Essen.
126 000 Fässer mit radioaktivem Müll lagern in dem maroden Endlager Asse. Seit Jahren dringt Wasser in das ehemalige Salzbergwerk ein, es droht einzustürzen. Das Bundesamt für Strahlenschutz (BfS) empfiehlt nun, sämtliche Fässer ans Tageslicht zu holen.
Was passiert mit dem Atommüll?
Das Bundesamt hatte drei Möglichkeiten untersuchen lassen. 1.) Rückholung: Die Abfälle werden aus der Schachtanlage herausgeholt und anderswo eingelagert, vermutlich im 20 Kilometer entfernten Schacht Konrad, einem stillgelegten Eisenerz-Bergwerk in Salzgitter. 2.) Umlagerung: Dies sieht vor, die Abfälle in einen tieferen Teil des Salzstocks zu schaffen. 3.) Vollfüllung: Die Hohlräume des Bergwerks werden mit Beton vollständig zugeschüttet. Das BfS plädiert für die erste Möglichkeit.
Was bedeutet die Rückholung des Mülls?
Das Essener Ingenieur-Unternehmen DMT und der TÜV Nord berechneten vier verschiedene Varianten, wie der Müll geborgen werden könnte. In Variante 1 werden 70 Prozent der eingelagerten Abfälle geborgen, dies würde knapp drei Jahre in Anspruch nehmen und knapp eine Milliarde Euro kosten. Variante 4 sieht vor, den Müll komplett heraufzuholen und die Grube zu dekontaminieren. Dies könne rund 15 Jahre dauern.
Was ist Asse?
Die Schachtanlage Asse II bei Wolfenbüttel ist ein rund 100 Jahre altes Kalk- und Salzbergwerk. Das Helmholtz-Zentrum München hat das Bergwerk von 1965 bis 1992 im Auftrag des Bundesforschungsministeriums genutzt, um die Lagerung von radioaktiven Abfällen zu erforschen und zu erproben. Von 1967 bis 1978 wurden in 125 787 Fässern 46 930 Kubikmeter strahlende Abfälle eingelagert. Die seit langem eindringende Salzlösung gefährdet das Grundwasser und die Stabilität der Grube.
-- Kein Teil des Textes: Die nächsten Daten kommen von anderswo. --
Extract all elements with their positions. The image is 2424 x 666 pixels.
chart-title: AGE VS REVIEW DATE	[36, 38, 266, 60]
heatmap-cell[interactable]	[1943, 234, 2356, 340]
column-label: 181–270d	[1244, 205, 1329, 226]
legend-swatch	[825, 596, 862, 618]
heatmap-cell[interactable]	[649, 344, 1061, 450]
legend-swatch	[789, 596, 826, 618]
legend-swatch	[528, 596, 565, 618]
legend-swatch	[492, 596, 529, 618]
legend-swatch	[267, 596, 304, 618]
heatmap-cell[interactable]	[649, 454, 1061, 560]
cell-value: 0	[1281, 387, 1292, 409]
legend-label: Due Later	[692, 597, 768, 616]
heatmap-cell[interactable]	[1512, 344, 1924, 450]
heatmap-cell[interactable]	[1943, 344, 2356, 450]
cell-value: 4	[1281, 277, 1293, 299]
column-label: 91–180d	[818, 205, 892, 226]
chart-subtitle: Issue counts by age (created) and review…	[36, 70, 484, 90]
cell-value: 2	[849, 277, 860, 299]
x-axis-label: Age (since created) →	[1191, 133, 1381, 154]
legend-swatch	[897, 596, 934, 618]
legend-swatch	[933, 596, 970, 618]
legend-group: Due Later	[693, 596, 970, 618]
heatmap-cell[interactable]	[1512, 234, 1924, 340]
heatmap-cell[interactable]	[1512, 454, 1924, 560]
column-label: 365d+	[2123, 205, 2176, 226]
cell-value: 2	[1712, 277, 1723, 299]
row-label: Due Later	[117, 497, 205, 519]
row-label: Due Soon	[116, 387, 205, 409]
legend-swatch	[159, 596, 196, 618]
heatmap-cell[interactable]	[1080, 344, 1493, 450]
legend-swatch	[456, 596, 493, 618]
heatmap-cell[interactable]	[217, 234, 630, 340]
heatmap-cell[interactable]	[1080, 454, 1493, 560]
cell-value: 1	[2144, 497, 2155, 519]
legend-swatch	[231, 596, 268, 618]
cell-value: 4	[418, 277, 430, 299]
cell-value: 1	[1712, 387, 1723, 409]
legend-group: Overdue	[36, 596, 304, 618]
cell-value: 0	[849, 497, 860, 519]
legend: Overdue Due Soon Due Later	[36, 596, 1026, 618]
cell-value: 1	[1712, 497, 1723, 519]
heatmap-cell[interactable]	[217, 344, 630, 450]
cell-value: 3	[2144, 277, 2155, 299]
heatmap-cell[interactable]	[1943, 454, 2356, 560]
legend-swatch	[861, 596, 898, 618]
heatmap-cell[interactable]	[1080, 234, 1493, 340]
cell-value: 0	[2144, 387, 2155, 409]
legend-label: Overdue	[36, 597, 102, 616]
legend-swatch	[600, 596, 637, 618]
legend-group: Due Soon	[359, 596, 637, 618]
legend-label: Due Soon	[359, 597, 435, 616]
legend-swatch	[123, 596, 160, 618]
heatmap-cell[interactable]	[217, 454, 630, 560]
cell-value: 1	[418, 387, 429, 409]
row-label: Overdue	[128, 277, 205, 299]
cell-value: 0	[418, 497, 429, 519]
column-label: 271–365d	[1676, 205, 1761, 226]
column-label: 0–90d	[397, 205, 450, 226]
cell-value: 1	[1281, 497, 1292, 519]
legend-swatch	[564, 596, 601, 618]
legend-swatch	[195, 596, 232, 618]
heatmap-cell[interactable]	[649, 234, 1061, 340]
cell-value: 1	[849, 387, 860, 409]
Das BfS, das im Januar 2009 das Helmholtz-Zentrum als Betreiber ablöste, hat die Aufgabe, Asse stillzulegen.
Was liegt dort?
Der größte Teil der Abfälle stammt aus den Anlagen der heutigen Kraftwerksbetreiber Eon, Vattenfall Europe, RWE und EnBW. Neben den direkten Lieferungen an die Asse II gelangten auch große Mengen strahlender Abfälle aus Atomkraftwerken über das Kernforschungszentrum Karlsruhe in die Grube, erklärt Werner Nording, Sprecher des BfS. Die dortige Wiederaufbereitungsanlage nahm die abgebrannten Brennelemente an. Nording: „Rund 70 Prozent aller Fässer stammen aus den Anlagen der heutigen Kraftwerksbetreiber.”
Was kostet die Entsorgung? Wer kommt dafür auf?
Die komplette Rückholung des Mülls werde Kosten von mindestens 2,6 Milliarden Euro verursachen, errechneten die DMT- Gutachter. Andere Studien gehen von einem Sanierungsbedarf von über vier Milliarden Euro aus, so das BfS. Wer das – außer dem Steuerzahler – bezahlen muss, ist noch offen. Wissenschaftsministerin Schavan und Umweltminister Röttgen forderten wiederholt eine Beteiligung der Kraftwerksbetreiber. Nording: „Asse bedeutete für die Energiewirtschaft jahrelang eine günstige Entsorgung. Daher wäre eine Beteiligung nur angebracht.”
Wie gefährlich ist es, die Fässer heraufzuholen?
Auch das weiß derzeit niemand genau. Es hängt davon ab, wie schnell sich der Zustand der Grube verschlechtert und wie stabil die wild abgekippten Fässer derzeit noch sind. Um das festzustellen, muss das Lager geöffnet und untersucht werden. Ganz zu schweigen von der Strahlung, der die Arbeiter unter Tage ausgesetzt wären.